Il a fait cela avec une humanité, une solidarité et une amitié extraordinaires. Je pourrais résumer notre vie à Korogocho en deux embrassades que je n’oublierais jamais. La première ce fut le 15 décembre 1991, à mon retour du Chapitre des Comboniens. Je suis arrivé au cours de la célébration eucharistique et je déposai dans ses mains une branche de gui de Noël de ses montagnes. Il m’embrassa avec beaucoup de chaleur pour me donner la bienvenue, au point que la communauté chrétienne explosa dans des chants et des cris de joie et de fête! Depuis ce jour-là nous avons marché ensemble pendant presque deux ans (cela n’était pas facile pour Gianni dont la santé était plutôt fragile). Gianni fut fondamental pour commencer les petites coopératives pour les plus désespérés de Korogocho. Il joua un rôle important pour la création de la coopérative de ceux qui ramassent les déchets dans la décharge de Mukutu, juste devant Korogocho. Et ce fut surtout lui qui aida pour l’arrivée en 1993 de cet extraordinaire missionnaire laïc, Gino Filippini, avec lequel il avait travaillé au Congo (je considère Gino Filippini e Annalena Tonelli les deux figures les plus splendides de missionnaires laïcs italiens de l’après-guerre; Gino est mort à cause du mésothéliome attrapé en travaillant dans la décharge!) Ce fut toujours Gianni qui, favorable à l’engagement des laïcs dans la mission, aida pour l’arrivée d’un groupe de laïcs qui donnèrent un apport considérable pour les coopératives.

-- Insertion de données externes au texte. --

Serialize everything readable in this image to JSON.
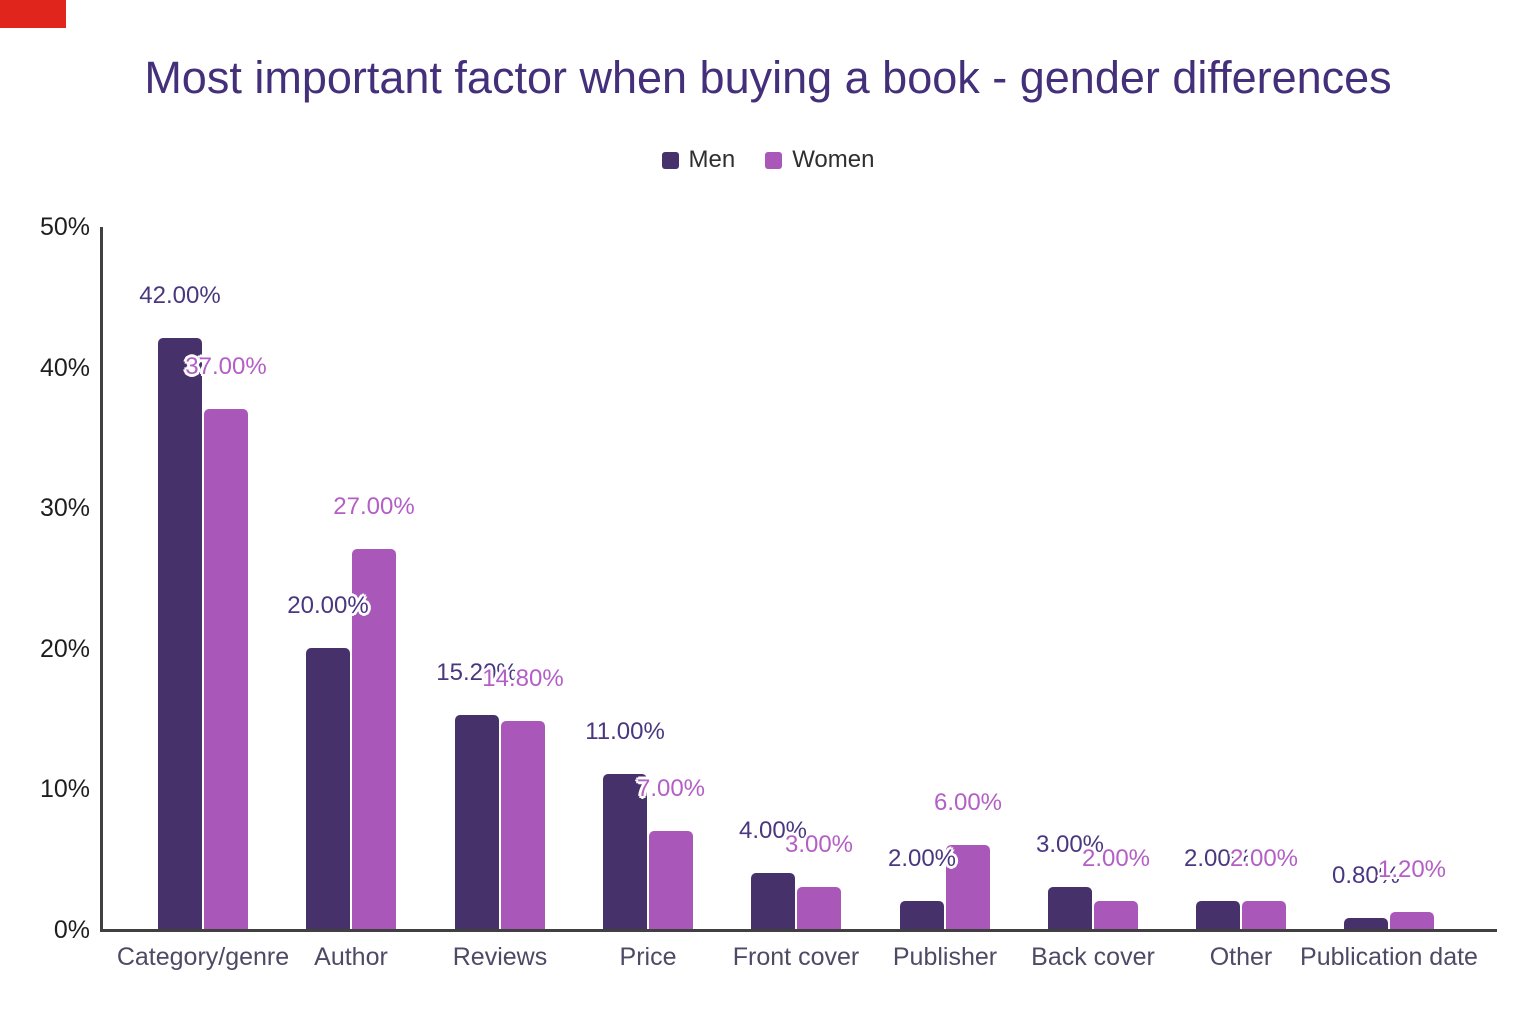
{
  "page": {
    "background": "#ffffff"
  },
  "decoration": {
    "red_marker_color": "#e0261c"
  },
  "chart_data": {
    "type": "bar",
    "title": "Most important factor when buying a book - gender differences",
    "categories": [
      "Category/genre",
      "Author",
      "Reviews",
      "Price",
      "Front cover",
      "Publisher",
      "Back cover",
      "Other",
      "Publication date"
    ],
    "series": [
      {
        "name": "Men",
        "color": "#46316b",
        "label_color": "#4a3780",
        "values": [
          42,
          20,
          15.2,
          11,
          4,
          2,
          3,
          2,
          0.8
        ],
        "labels": [
          "42.00%",
          "20.00%",
          "15.20%",
          "11.00%",
          "4.00%",
          "2.00%",
          "3.00%",
          "2.00%",
          "0.80%"
        ]
      },
      {
        "name": "Women",
        "color": "#a957b9",
        "label_color": "#b35fc6",
        "values": [
          37,
          27,
          14.8,
          7,
          3,
          6,
          2,
          2,
          1.2
        ],
        "labels": [
          "37.00%",
          "27.00%",
          "14.80%",
          "7.00%",
          "3.00%",
          "6.00%",
          "2.00%",
          "2.00%",
          "1.20%"
        ]
      }
    ],
    "y_axis": {
      "ticks": [
        "0%",
        "10%",
        "20%",
        "30%",
        "40%",
        "50%"
      ],
      "tick_values": [
        0,
        10,
        20,
        30,
        40,
        50
      ],
      "min": 0,
      "max": 50
    },
    "xlabel": "",
    "ylabel": "",
    "legend_position": "top-center",
    "grid": "off",
    "value_label_outline": "#ffffff"
  }
}
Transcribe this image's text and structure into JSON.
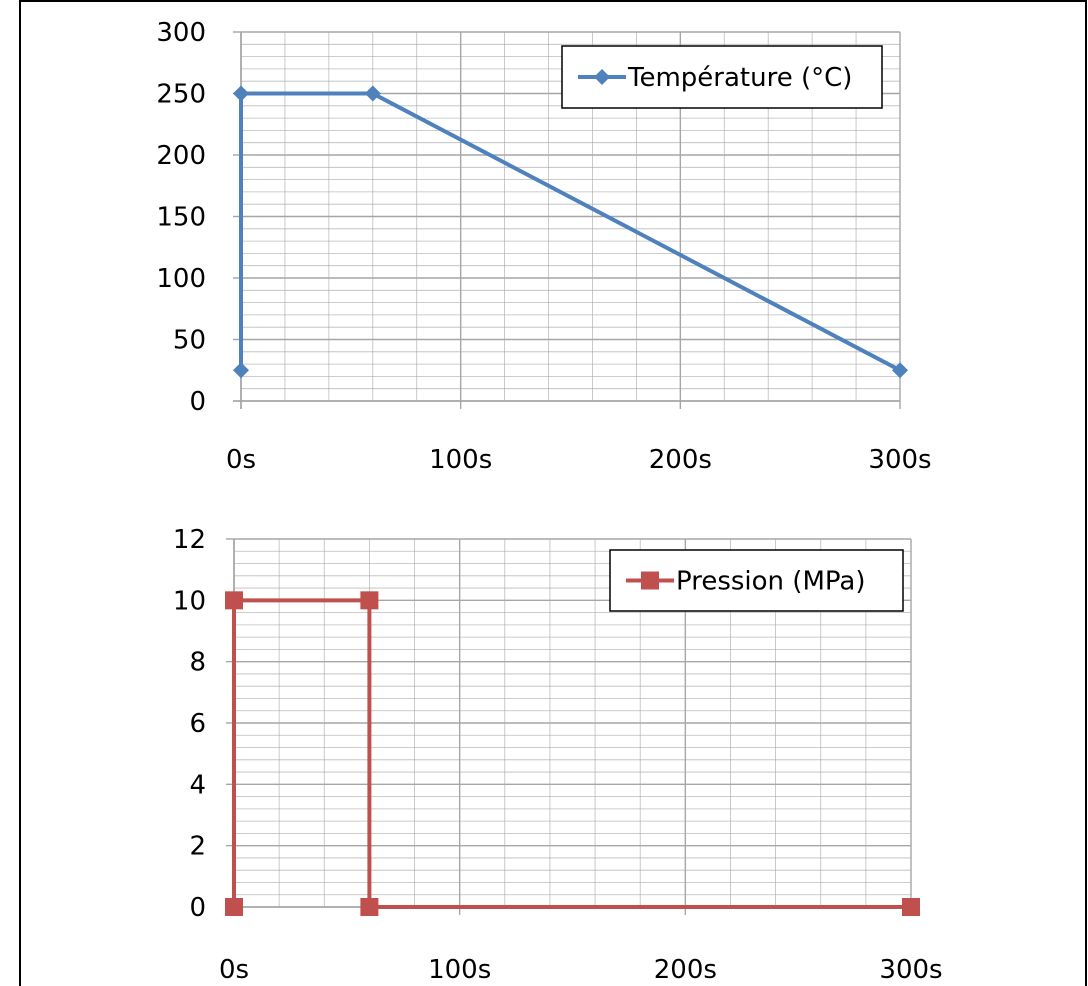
{
  "colors": {
    "grid": "#a6a6a6",
    "axis": "#a6a6a6",
    "border": "#000000",
    "temperature": "#4f81bd",
    "pression": "#c0504d"
  },
  "chart_data": [
    {
      "type": "line",
      "title": "",
      "xlabel": "",
      "ylabel": "",
      "xlim": [
        0,
        300
      ],
      "ylim": [
        0,
        300
      ],
      "x_ticks": [
        "0s",
        "100s",
        "200s",
        "300s"
      ],
      "y_ticks": [
        "0",
        "50",
        "100",
        "150",
        "200",
        "250",
        "300"
      ],
      "grid": true,
      "legend": "top-right",
      "marker": "diamond-icon",
      "series": [
        {
          "name": "Température (°C)",
          "x": [
            0,
            0,
            60,
            300
          ],
          "y": [
            25,
            250,
            250,
            25
          ]
        }
      ]
    },
    {
      "type": "line",
      "title": "",
      "xlabel": "",
      "ylabel": "",
      "xlim": [
        0,
        300
      ],
      "ylim": [
        0,
        12
      ],
      "x_ticks": [
        "0s",
        "100s",
        "200s",
        "300s"
      ],
      "y_ticks": [
        "0",
        "2",
        "4",
        "6",
        "8",
        "10",
        "12"
      ],
      "grid": true,
      "legend": "top-right",
      "marker": "square-icon",
      "series": [
        {
          "name": "Pression (MPa)",
          "x": [
            0,
            0,
            60,
            60,
            300
          ],
          "y": [
            0,
            10,
            10,
            0,
            0
          ]
        }
      ]
    }
  ]
}
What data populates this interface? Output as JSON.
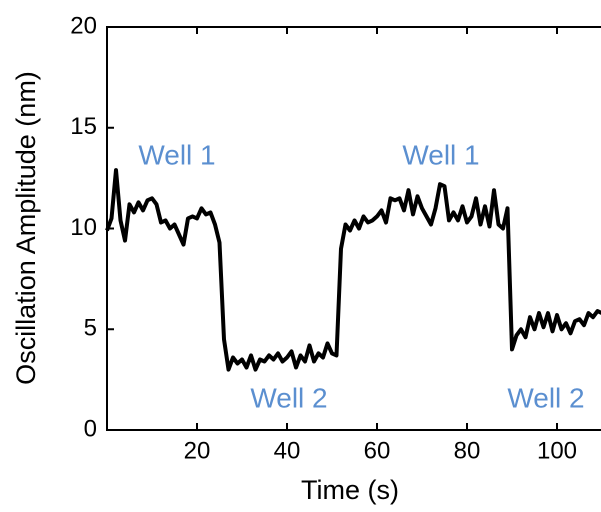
{
  "chart_data": {
    "type": "line",
    "xlabel": "Time (s)",
    "ylabel": "Oscillation Amplitude (nm)",
    "annotations": [
      "Well 1",
      "Well 2",
      "Well 1",
      "Well 2"
    ],
    "annotation_color": "#5b8fd0",
    "x": [
      0,
      1,
      2,
      3,
      4,
      5,
      6,
      7,
      8,
      9,
      10,
      11,
      12,
      13,
      14,
      15,
      16,
      17,
      18,
      19,
      20,
      21,
      22,
      23,
      24,
      25,
      26,
      27,
      28,
      29,
      30,
      31,
      32,
      33,
      34,
      35,
      36,
      37,
      38,
      39,
      40,
      41,
      42,
      43,
      44,
      45,
      46,
      47,
      48,
      49,
      50,
      51,
      52,
      53,
      54,
      55,
      56,
      57,
      58,
      59,
      60,
      61,
      62,
      63,
      64,
      65,
      66,
      67,
      68,
      69,
      70,
      71,
      72,
      73,
      74,
      75,
      76,
      77,
      78,
      79,
      80,
      81,
      82,
      83,
      84,
      85,
      86,
      87,
      88,
      89,
      90,
      91,
      92,
      93,
      94,
      95,
      96,
      97,
      98,
      99,
      100,
      101,
      102,
      103,
      104,
      105,
      106,
      107,
      108,
      109,
      110
    ],
    "series": [
      {
        "color": "#000000",
        "values": [
          9.9,
          10.5,
          12.9,
          10.4,
          9.4,
          11.2,
          10.8,
          11.3,
          10.9,
          11.4,
          11.5,
          11.2,
          10.3,
          10.4,
          10.0,
          10.2,
          9.7,
          9.2,
          10.5,
          10.6,
          10.5,
          11.0,
          10.7,
          10.8,
          10.2,
          9.3,
          4.5,
          3.0,
          3.6,
          3.3,
          3.5,
          3.1,
          3.7,
          3.0,
          3.5,
          3.4,
          3.7,
          3.5,
          3.8,
          3.4,
          3.6,
          3.9,
          3.1,
          3.7,
          3.4,
          4.2,
          3.4,
          3.8,
          3.6,
          4.3,
          3.8,
          3.7,
          9.0,
          10.2,
          9.9,
          10.4,
          10.0,
          10.6,
          10.3,
          10.4,
          10.6,
          10.9,
          10.3,
          11.5,
          11.4,
          11.5,
          10.9,
          11.9,
          10.7,
          11.6,
          11.0,
          10.6,
          10.2,
          11.0,
          12.2,
          12.1,
          10.4,
          10.8,
          10.4,
          11.1,
          10.3,
          10.6,
          11.5,
          10.2,
          11.1,
          10.1,
          11.9,
          10.2,
          10.0,
          11.0,
          4.0,
          4.7,
          5.0,
          4.6,
          5.6,
          5.0,
          5.8,
          5.1,
          5.8,
          4.9,
          5.7,
          5.0,
          5.3,
          4.8,
          5.4,
          5.5,
          5.2,
          5.8,
          5.6,
          5.9,
          5.8
        ]
      }
    ],
    "xlim": [
      0,
      110
    ],
    "xticks": [
      20,
      40,
      60,
      80,
      100
    ],
    "ylim": [
      0,
      20
    ],
    "yticks": [
      0,
      5,
      10,
      15,
      20
    ]
  }
}
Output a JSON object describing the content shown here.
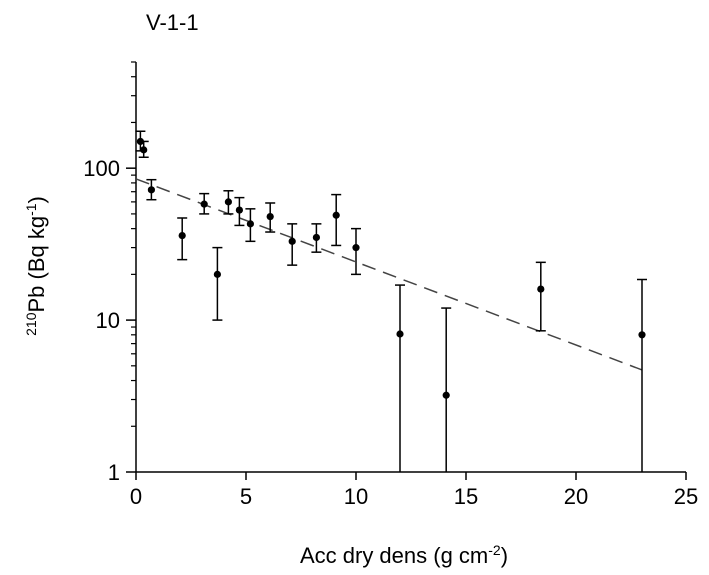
{
  "chart_data": {
    "type": "scatter",
    "title": "V-1-1",
    "xlabel": {
      "main": "Acc dry dens (g cm",
      "sup": "-2",
      "tail": ")"
    },
    "ylabel": {
      "sup": "210",
      "main": "Pb (Bq kg",
      "sup2": "-1",
      "tail": ")"
    },
    "xlim": [
      0,
      25
    ],
    "ylim": [
      1,
      500
    ],
    "yscale": "log",
    "xticks": [
      0,
      5,
      10,
      15,
      20,
      25
    ],
    "xtick_labels": [
      "0",
      "5",
      "10",
      "15",
      "20",
      "25"
    ],
    "yticks": [
      1,
      10,
      100
    ],
    "ytick_labels": [
      "1",
      "10",
      "100"
    ],
    "grid": false,
    "legend": "none",
    "points": [
      {
        "x": 0.2,
        "y": 150,
        "lo": 130,
        "hi": 175
      },
      {
        "x": 0.35,
        "y": 132,
        "lo": 118,
        "hi": 150
      },
      {
        "x": 0.7,
        "y": 72,
        "lo": 62,
        "hi": 84
      },
      {
        "x": 2.1,
        "y": 36,
        "lo": 25,
        "hi": 47
      },
      {
        "x": 3.1,
        "y": 58,
        "lo": 50,
        "hi": 68
      },
      {
        "x": 3.7,
        "y": 20,
        "lo": 10,
        "hi": 30
      },
      {
        "x": 4.2,
        "y": 60,
        "lo": 50,
        "hi": 71
      },
      {
        "x": 4.7,
        "y": 53,
        "lo": 42,
        "hi": 64
      },
      {
        "x": 5.2,
        "y": 43,
        "lo": 33,
        "hi": 54
      },
      {
        "x": 6.1,
        "y": 48,
        "lo": 38,
        "hi": 59
      },
      {
        "x": 7.1,
        "y": 33,
        "lo": 23,
        "hi": 43
      },
      {
        "x": 8.2,
        "y": 35,
        "lo": 28,
        "hi": 43
      },
      {
        "x": 9.1,
        "y": 49,
        "lo": 31,
        "hi": 67
      },
      {
        "x": 10.0,
        "y": 30,
        "lo": 20,
        "hi": 40
      },
      {
        "x": 12.0,
        "y": 8.1,
        "lo": 1,
        "hi": 17
      },
      {
        "x": 14.1,
        "y": 3.2,
        "lo": 1,
        "hi": 12
      },
      {
        "x": 18.4,
        "y": 16,
        "lo": 8.5,
        "hi": 24
      },
      {
        "x": 23.0,
        "y": 8,
        "lo": 1,
        "hi": 18.5
      }
    ],
    "fit_line": {
      "style": "dashed",
      "x": [
        0,
        23
      ],
      "y": [
        85,
        4.7
      ]
    },
    "colors": {
      "series": "#000000",
      "axis": "#000000",
      "fit": "#444444"
    }
  }
}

Mais Gianni a été pour moi surtout un compagnon de voyage à cause de son humanité extraordinaire qui me rechargeait dans les moments difficiles. Je ne peux pas oublier les beaux moments passés ensemble en mangeant quelque chose au cours de la nuit et en priant les Psaumes de Turoldo. Gianni avait aussi la capacité de prendre des décisions aussi risquées. Je me rappelle la décision de quitter la baraque dans laquelle nous vivions dans le complexe d’une école informelle – un lieu relativement sûr – pour aller vivre au cœur de la bidonville, un lieu que les gens considéraient très dangereux. Nous avons décidé ensemble de nous transférer dans une autre baraque à Grogon, contre l’opinion de la communauté chrétienne qui craignait pour notre vie. En effet une nuit – c’est la première fois que j’écris cela – une bande de six ou sept bandits, avec un tronc d’arbre, avait défoncé la porte de la baraque et se précipitèrent autour du lit du p. Gianni, avec des pistolets et des couteaux, pour exiger de l’argent. Ils ne s’étaient pas aperçus de ma présence. Avec crainte, sans savoir quoi faire, je me suis levé, j’ai pris la lampe et je l’ai lancée avec force contre le toit de tôles en criant: ‘Mwizi! Mwizi!’ (aux voleurs, aux voleurs!). Les bandits ne sachant pas ce qui était en train d’arriver commencèrent à fuir, et nous les deux derrière pour bloquer au mieux la porte. Quand ils s’aperçurent de la tromperie, les bandits revinrent en essayant de défoncer encore la porte, pendant que nous nous défendions en nous barrant derrière la porte même. Avec un sifflet j’essayais d’attirer l’attention des gens. Ce fut la demi-heure la plus dramatique de ma vie. Quand les gens arrivèrent, les bandits prirent la fuite. Et Gianni m’embrassa, en me remerciant parce que je l’avais sauvé. Il m’embrassa avec beaucoup d’humanité, de tendresse et d’amitié. C’est cet embrassement qu’au téléphone, en pleurant, j’ai demandé à Mariolina, la sœur de Gianni, de donner à son frère, avant de le déposer dans le cercueil à Namugongo (Ouganda), où il est enterré. Merci Gianni, ‘mon compagnon de travail et de lutte’ parce que tu as été un frère et parce que tu as joué ta vie pour les peuples de ‘Afrique. Que ta vie, donnée, puisse ‘régénérer’ cette terre qui maintenant t’accueille dans son sein».